Duet is a productivity application that integrates complex set of technologies through a multi-tier architecture. Duet landscape consists of Duet clients that end users interact with. These Duet client computers interact with of a variety of servers in the corpnet. Duet design and architecture ensures that end user productivity is not compromised when one or many or all of these services are not available at a given time. For users who are mobile, intermittent connectivity or total lack of connectivity to the corpnet services is the norm. Even business critical services are subject to planned shut-down. Duet design accommodates these conditions and ensures that end user stays productive at all times.

Let's take the scenario for a mobile user. Access to corpnet at all times is nearly impossible for this user. Offline access to business critical thus becomes very important. Similarly, the ability for this mobile user to change data on the road is equally important a feature. Duet ensures that these changes ultimately get submitted to SAP when this users computer joins the corpnet.

Duet Design

Duet cache on the client

Duet uses a client cache to store Duet Items that pertain to the user. This cache enables the user to interact with the Duet Items in Offline mode (where the computer is not connected to corpnet). All the changes made by the user are stored in this cache as well. When the computer is connected to the corpnet, these changes get submitted to the SAP. This is a huge productivity enhancer. The end user continues to interact with business critical data when is Offline and Duet ensures that the changes made by the user eventually get submitted to the SAP without any explicit user involvement.

Leveraging Exchange for SAP initiated workflow

While the user is roaming (mobile), SAP servers in the enterprise are processing workflows and thus create new Duet items or change existing Duet items that are of interest to the mobile user. However the user is mobile and not connected to the corpnet. This information (new Duet items or changed Duet items) need to reach the end user computer for it to be useful. To enable the flow of information, Duet leverages the power of Exchange. SAP servers queue these messages in the form of Control Messages which are instructions to Duet clients and route them to via Exchange.

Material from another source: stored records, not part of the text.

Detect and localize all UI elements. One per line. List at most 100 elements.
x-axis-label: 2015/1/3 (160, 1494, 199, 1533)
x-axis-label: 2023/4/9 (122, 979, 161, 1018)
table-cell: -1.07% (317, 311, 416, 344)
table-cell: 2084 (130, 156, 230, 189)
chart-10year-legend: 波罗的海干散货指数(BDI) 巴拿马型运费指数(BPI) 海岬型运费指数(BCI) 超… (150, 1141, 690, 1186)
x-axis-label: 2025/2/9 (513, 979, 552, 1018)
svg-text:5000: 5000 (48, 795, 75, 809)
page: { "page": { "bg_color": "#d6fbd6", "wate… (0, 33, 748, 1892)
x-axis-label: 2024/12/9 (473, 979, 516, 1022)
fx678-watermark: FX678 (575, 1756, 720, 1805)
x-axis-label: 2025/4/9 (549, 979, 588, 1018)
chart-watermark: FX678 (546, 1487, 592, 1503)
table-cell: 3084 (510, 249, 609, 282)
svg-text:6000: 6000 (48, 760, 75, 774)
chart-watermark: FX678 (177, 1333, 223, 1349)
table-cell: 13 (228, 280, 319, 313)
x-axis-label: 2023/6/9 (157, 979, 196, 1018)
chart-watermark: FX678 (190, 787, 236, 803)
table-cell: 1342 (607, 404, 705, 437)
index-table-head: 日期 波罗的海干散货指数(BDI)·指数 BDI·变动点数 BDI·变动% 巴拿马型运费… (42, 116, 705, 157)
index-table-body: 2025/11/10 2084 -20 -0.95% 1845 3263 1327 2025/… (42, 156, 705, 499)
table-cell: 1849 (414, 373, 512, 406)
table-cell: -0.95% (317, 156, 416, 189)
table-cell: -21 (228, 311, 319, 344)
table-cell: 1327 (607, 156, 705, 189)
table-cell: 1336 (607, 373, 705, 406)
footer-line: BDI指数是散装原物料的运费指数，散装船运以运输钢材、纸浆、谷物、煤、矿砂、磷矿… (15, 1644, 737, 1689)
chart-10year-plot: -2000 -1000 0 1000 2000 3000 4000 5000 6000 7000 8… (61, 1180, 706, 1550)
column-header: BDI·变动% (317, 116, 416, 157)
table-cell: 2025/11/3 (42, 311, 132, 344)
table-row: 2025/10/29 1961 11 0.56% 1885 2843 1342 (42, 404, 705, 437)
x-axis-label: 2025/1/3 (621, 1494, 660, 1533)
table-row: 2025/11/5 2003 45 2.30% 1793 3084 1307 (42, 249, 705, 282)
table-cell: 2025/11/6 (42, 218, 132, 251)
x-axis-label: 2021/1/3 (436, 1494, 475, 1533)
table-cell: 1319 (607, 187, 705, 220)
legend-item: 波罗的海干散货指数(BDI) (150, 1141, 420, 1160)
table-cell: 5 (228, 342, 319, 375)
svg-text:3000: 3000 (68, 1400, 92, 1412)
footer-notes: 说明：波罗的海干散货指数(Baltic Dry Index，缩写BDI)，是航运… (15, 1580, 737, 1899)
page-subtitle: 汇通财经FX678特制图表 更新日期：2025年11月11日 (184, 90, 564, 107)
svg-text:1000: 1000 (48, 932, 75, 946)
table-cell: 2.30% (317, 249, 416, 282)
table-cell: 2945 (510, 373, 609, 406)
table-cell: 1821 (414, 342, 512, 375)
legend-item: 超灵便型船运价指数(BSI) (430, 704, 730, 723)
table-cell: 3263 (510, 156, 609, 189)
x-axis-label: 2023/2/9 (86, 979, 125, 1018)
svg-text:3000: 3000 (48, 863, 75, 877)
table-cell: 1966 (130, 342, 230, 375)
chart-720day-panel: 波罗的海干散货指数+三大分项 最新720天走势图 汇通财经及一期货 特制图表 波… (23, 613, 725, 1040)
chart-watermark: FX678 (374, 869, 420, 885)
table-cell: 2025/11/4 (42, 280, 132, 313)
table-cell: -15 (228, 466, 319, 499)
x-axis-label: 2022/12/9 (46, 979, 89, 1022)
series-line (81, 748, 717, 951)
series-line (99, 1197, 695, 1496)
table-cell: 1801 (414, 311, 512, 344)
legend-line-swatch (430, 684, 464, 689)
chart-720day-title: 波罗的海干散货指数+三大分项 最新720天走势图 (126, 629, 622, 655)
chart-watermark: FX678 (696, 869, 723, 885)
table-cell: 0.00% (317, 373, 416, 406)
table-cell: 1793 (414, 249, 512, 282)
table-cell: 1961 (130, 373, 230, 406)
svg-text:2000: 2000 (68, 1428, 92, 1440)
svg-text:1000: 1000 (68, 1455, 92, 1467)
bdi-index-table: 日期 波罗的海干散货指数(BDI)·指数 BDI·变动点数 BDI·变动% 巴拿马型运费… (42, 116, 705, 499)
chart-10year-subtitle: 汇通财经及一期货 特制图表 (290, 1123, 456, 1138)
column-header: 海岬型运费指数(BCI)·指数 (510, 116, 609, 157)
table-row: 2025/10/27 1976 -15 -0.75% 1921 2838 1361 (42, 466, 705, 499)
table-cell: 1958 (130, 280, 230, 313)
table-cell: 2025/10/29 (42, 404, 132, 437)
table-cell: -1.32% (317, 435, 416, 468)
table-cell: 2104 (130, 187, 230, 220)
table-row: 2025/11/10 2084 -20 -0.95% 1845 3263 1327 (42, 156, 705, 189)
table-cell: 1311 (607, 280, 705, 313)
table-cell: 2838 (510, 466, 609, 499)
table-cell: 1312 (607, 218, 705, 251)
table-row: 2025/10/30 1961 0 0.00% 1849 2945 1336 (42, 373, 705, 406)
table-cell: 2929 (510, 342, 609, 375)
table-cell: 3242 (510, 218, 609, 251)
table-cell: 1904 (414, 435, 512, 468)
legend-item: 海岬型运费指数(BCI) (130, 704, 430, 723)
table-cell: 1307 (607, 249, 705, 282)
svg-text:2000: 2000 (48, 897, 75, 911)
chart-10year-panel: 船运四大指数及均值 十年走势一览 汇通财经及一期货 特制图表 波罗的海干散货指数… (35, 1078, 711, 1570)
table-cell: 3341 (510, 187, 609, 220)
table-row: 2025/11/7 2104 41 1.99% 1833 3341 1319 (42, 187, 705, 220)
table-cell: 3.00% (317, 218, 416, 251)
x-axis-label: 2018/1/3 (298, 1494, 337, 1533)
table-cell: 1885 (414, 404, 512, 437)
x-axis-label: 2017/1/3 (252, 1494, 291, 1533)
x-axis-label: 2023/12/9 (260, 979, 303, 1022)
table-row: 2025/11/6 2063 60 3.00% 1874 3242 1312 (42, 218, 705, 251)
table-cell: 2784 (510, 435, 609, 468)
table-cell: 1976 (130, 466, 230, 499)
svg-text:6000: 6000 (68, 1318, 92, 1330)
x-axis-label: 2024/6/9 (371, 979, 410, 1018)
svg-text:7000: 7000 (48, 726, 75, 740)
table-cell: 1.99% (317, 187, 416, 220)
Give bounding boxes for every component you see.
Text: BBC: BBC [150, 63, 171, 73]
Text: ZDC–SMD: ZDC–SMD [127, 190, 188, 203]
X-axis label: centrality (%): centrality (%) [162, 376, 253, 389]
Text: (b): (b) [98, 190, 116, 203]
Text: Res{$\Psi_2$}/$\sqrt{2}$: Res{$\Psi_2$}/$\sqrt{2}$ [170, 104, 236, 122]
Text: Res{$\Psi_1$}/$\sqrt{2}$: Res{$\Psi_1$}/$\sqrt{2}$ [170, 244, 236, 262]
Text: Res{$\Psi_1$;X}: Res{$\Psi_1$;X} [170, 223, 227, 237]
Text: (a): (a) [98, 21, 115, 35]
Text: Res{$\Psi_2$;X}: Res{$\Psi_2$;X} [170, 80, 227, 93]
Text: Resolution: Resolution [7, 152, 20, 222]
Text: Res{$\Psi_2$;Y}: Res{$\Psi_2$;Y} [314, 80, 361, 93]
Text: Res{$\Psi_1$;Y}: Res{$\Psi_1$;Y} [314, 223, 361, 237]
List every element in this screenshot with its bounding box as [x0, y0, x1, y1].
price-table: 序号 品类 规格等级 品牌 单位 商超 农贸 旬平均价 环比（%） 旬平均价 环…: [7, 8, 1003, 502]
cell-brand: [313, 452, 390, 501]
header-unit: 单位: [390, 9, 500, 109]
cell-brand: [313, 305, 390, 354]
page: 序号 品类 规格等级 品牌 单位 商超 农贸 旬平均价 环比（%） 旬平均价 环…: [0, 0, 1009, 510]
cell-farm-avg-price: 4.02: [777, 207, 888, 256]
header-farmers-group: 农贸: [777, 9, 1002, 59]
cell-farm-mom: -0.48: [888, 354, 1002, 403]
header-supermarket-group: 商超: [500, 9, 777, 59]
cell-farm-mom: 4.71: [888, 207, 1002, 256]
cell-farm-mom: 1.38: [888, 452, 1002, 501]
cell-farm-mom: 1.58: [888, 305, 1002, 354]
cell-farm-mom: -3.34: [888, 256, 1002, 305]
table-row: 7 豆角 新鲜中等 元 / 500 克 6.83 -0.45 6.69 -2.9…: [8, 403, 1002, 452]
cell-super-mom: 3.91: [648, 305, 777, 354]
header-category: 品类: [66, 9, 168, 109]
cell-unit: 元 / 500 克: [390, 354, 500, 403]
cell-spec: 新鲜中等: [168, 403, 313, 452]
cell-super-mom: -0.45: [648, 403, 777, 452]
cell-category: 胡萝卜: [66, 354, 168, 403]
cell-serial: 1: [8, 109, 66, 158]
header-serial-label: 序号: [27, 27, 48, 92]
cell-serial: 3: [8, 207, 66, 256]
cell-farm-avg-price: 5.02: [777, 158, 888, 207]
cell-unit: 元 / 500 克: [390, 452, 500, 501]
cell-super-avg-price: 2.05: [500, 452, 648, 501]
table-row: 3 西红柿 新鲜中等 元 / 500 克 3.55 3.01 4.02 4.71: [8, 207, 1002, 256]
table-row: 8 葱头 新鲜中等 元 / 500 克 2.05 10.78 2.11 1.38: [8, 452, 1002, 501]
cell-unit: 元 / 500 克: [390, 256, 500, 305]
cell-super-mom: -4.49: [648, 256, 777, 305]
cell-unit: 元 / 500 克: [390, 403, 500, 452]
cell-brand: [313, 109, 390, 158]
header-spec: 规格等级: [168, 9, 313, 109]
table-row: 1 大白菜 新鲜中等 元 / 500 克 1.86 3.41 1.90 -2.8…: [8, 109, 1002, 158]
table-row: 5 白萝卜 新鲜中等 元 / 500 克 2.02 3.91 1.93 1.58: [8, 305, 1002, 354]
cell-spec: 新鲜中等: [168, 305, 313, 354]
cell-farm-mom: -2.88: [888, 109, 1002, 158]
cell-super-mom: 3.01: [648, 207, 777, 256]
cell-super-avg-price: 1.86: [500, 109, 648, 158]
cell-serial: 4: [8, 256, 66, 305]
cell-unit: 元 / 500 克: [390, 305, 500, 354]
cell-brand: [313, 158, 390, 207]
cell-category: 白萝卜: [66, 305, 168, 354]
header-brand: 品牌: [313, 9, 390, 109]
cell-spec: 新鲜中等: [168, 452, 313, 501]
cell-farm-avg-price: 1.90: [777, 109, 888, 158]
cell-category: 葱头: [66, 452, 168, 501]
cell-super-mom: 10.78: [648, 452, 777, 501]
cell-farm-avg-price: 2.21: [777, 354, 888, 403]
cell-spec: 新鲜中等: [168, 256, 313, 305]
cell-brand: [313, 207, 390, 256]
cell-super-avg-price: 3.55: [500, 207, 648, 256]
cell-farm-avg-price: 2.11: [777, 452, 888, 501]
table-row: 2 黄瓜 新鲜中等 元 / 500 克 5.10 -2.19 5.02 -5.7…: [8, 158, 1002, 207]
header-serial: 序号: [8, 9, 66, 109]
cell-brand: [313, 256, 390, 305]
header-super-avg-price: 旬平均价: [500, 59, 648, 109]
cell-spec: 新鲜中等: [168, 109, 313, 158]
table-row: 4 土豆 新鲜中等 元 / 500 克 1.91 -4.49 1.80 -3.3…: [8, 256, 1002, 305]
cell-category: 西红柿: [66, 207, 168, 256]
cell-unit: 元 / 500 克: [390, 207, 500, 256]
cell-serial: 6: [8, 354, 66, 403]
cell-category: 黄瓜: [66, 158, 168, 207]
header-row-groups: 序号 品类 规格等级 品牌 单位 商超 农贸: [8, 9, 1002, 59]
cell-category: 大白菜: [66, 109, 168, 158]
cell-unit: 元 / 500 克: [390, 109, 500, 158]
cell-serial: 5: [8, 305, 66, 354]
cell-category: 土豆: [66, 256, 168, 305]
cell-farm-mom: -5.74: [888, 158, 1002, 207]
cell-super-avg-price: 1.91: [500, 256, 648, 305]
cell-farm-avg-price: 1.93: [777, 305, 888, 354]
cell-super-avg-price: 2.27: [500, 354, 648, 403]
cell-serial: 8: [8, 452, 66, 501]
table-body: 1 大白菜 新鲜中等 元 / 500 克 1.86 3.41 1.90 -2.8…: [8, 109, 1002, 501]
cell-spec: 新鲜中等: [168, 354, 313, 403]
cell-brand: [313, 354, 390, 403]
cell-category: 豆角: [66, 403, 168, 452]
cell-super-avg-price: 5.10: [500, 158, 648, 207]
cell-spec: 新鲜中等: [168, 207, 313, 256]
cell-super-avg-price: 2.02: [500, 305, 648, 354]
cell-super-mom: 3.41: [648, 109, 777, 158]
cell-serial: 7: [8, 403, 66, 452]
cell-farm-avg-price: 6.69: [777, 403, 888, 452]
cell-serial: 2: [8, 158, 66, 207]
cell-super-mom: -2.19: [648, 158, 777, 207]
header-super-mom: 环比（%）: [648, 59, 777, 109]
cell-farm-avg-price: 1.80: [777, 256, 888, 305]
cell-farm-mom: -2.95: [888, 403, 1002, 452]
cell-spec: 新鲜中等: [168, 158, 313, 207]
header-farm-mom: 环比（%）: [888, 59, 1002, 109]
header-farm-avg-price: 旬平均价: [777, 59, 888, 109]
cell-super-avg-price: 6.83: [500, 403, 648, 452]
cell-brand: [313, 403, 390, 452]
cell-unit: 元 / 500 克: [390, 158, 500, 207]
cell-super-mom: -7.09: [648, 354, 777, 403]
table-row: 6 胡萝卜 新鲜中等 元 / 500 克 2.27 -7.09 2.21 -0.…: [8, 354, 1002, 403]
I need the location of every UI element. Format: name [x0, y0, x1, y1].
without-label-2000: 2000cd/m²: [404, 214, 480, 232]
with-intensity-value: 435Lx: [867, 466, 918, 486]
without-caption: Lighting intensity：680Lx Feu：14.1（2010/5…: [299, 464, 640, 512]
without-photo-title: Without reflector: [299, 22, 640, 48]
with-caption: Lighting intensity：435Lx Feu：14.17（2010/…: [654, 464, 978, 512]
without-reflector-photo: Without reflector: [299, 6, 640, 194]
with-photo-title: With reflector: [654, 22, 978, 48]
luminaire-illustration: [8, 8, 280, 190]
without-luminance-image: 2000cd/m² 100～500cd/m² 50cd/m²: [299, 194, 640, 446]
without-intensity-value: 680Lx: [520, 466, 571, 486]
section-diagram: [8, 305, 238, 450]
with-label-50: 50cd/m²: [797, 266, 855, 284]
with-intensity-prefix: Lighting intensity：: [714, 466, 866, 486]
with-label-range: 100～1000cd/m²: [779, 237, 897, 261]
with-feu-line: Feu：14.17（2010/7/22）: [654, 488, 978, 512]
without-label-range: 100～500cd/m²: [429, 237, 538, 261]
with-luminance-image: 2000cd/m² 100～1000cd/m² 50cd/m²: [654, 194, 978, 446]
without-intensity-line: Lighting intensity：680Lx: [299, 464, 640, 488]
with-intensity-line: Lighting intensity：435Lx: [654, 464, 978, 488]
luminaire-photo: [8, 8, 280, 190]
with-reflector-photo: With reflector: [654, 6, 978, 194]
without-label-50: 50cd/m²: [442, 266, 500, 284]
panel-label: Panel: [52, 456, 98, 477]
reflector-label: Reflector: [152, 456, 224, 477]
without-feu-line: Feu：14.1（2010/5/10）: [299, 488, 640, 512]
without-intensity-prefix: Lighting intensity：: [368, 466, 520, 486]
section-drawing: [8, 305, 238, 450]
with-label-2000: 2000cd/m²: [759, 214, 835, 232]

Exchange stores these Control Messages in special folders for the user, while the user is roaming. Once the Outlook on the user computer connects to Exchange, these Control Messages are delivered to the client where they are processed. New items or changes to existing items appear to the end user and are stored in the Duet cache as well for Offline use.

Here you can see the power of Duet design. SAP servers are processing workflow at their own pace. These servers are not dependent on the availability of the Duet clients being reachable. When SAP servers decide to communicate the required changes to the end user computer, they communicate with Exchange which is available for the servers at all times. Similarly, the Duet client users are not restricted on their mobility. When they connect to Exchange, all the relevant data is downloaded to their computer.

By leveraging Exchange in the design, Duet enables the productivity of the organization stay high by ensuring mobility restrictions are not placed on the end users for accessing business critical data.

Scalability

Duet is designed to scale. As described in the preceding 2 paragraphs, Duet design has 2 different routes communicate the changes to Duet items. User initiated changes are stored in the Duet cache and are submitted directly to SAP servers when the client is able to connect to SAP servers. SAP initiated changes are queued in Exchange and are delivered to the end user when the computer is able to connect to Exchange. This design allows IT administrators to effectively plan for Duet roll out without placing heavy burden on any one aspect of the system.

Possible causes for synchronization problems outlined in the first paragraph could be because of the connectivity of the client computer to either Exchange or SAP backend. When one or both of these servers could not be reached by the client some part of the data could not be synchronized. While this state will eventually heal itself and is the design goal of Duet, it could cause some confusion in the short term and hopefully this blog could go a little way into demystifying the experience.